I have been spending a lot of the winter listening to this Eris Drew record and to a whole bunch of stuff from DJ Sabrina the Teenage DJ (aka the greatest artist’s name I spent time consistently listening to this year).
Over the summer I read this messy (auto?)biography of Fela Kuti and have been slowly working my way through all of his discography. His unapologetic push for the future has been shaping much of my speculative thinking.

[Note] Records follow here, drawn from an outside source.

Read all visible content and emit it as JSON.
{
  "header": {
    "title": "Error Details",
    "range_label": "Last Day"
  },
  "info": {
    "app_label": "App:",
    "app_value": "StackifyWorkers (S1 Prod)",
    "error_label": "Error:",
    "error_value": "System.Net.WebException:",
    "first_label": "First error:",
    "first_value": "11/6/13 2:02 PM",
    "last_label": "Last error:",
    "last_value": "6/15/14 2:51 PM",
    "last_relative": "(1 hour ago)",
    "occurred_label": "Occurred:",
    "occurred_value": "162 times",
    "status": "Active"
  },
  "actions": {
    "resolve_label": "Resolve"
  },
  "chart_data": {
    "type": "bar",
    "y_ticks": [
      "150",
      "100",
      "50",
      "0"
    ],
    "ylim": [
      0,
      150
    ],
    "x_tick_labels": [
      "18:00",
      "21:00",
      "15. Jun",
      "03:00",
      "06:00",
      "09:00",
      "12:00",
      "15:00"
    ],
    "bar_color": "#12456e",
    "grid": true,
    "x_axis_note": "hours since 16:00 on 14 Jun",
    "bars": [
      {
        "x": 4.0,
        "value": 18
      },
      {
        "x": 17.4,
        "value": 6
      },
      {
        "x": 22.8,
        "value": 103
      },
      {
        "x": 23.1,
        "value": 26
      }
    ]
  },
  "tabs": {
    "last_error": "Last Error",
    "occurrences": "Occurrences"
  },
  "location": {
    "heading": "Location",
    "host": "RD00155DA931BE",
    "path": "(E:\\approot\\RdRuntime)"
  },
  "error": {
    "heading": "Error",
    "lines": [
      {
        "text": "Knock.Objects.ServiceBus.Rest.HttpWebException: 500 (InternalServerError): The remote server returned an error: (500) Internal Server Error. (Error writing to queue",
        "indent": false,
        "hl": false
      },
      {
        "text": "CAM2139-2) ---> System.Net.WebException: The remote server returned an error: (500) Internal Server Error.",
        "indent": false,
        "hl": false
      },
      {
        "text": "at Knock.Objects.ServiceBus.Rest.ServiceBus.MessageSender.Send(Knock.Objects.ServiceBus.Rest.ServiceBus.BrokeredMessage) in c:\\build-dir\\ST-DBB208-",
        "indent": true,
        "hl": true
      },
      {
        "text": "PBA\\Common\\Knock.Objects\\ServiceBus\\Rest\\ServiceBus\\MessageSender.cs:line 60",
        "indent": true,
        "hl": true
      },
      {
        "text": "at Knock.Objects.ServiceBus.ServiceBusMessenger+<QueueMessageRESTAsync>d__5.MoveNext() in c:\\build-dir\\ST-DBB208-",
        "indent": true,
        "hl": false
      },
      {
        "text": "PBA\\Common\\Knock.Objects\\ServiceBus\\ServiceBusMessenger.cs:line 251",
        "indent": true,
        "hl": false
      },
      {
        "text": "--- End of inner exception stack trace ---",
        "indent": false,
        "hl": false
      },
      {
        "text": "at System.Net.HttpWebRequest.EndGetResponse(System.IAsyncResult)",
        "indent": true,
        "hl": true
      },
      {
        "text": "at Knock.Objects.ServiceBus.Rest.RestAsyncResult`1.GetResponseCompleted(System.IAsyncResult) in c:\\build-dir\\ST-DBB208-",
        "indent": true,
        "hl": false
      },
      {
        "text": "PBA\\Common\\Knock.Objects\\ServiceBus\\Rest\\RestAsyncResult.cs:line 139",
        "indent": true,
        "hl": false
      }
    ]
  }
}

I don’t really follow jazz very much these days, but I can say I end up consuming (and loving) most of what International Anthem puts out. Honestly, take your pick of their 2021 releases. The recent Jeff Parker solo guitar album is ace. This ambient thing from Angel Bat Dawid is great. The Jaimie Branch record is wonderful. More Black Monuments Ensemble and Irreversible Entanglements albums forever, please. Honestly, you can’t really go wrong.
The two songs I listened to the most were Fiona Apple’s cover of “The Whole of the Moon”:
And Bleachers’ “Stop Making this Hurt”
Shout-y choruses that include “Two, three, four, five, Oh God we barely survived” hit different amidst the pandemic, and I look forward to a 2022 that doesn’t require such poppy catharsis.